Compensation for non-uniform illumination and optical fluence attenuation in three-dimensional optoacoustic tomography of the breast

Abstract

Optoacoustic tomography (OAT) is a promising modality for breast imaging that provides high resolution, detection sensitivity and diagnostic specificity for vascularized breast tumors. In OAT systems employing an arc- shaped illuminator, irregular overlaps of light beams can yield a non-uniform illumination throughout the entire volume of the breast. The imbalance in optical fluence leads to intensity loss in the reconstructed OAT images. Additionally, because optical fluence decreases with depth from breast skin surface, i.e., optical attenuation, deep breast tissues are diminished in the reconstructed images. For qualitative enhancement in 3D OAT imaging, we propose an image processing method to estimate, and compensate for, both the non-uniform incident optical fluence and the optical attenuation.

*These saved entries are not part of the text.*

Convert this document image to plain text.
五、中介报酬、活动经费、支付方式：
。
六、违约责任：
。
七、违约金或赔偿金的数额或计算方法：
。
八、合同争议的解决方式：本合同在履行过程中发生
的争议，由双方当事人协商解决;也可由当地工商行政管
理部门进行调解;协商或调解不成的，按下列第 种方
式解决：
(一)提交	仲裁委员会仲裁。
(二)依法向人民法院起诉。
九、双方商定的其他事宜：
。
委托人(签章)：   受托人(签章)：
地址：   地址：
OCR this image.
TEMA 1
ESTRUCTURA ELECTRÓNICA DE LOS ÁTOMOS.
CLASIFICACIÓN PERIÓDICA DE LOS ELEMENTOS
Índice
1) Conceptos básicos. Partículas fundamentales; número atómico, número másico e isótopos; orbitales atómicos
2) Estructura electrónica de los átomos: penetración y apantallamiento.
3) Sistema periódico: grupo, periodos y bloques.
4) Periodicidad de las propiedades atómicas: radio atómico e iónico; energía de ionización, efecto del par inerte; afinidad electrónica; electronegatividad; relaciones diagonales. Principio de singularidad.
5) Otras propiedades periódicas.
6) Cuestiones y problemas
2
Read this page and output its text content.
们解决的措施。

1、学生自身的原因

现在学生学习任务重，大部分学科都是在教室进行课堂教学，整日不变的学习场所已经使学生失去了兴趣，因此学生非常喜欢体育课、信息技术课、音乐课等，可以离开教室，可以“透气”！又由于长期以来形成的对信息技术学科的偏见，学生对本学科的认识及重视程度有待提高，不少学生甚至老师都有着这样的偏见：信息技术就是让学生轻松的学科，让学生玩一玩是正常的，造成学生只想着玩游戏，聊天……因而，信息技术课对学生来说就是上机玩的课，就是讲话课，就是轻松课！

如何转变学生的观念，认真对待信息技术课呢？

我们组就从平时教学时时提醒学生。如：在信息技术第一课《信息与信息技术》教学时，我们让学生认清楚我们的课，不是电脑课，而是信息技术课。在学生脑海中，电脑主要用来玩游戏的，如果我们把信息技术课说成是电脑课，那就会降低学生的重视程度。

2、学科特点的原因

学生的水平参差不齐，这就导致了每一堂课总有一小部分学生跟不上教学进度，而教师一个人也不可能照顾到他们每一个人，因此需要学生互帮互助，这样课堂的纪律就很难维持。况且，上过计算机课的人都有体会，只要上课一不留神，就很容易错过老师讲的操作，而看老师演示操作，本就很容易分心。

We approximate the non-uniform illumination via maximum intensity extraction for polar angles in a spherical coordinate system. The location of the breast surface is estimated by detecting blood vessels nearest to the breast skin layer that appear with relatively high intensities in the reconstructed image. The breast depth is computed as the minimum distance between each voxel and the detected breast surface. The depth-dependent optical attenuation in the breast is estimated using the Beer– Lambert law down to the maximum penetration depth determined from an analysis of noise and artifacts in the reconstructed image. At each polar angle, the reciprocals of the estimated attenuation is used to compensate for the loss in intensity. The results are that previously invisible structures near the chest wall are revealed, and visible penetration depth was increased by 67% over the conventional, non-compensated volumes.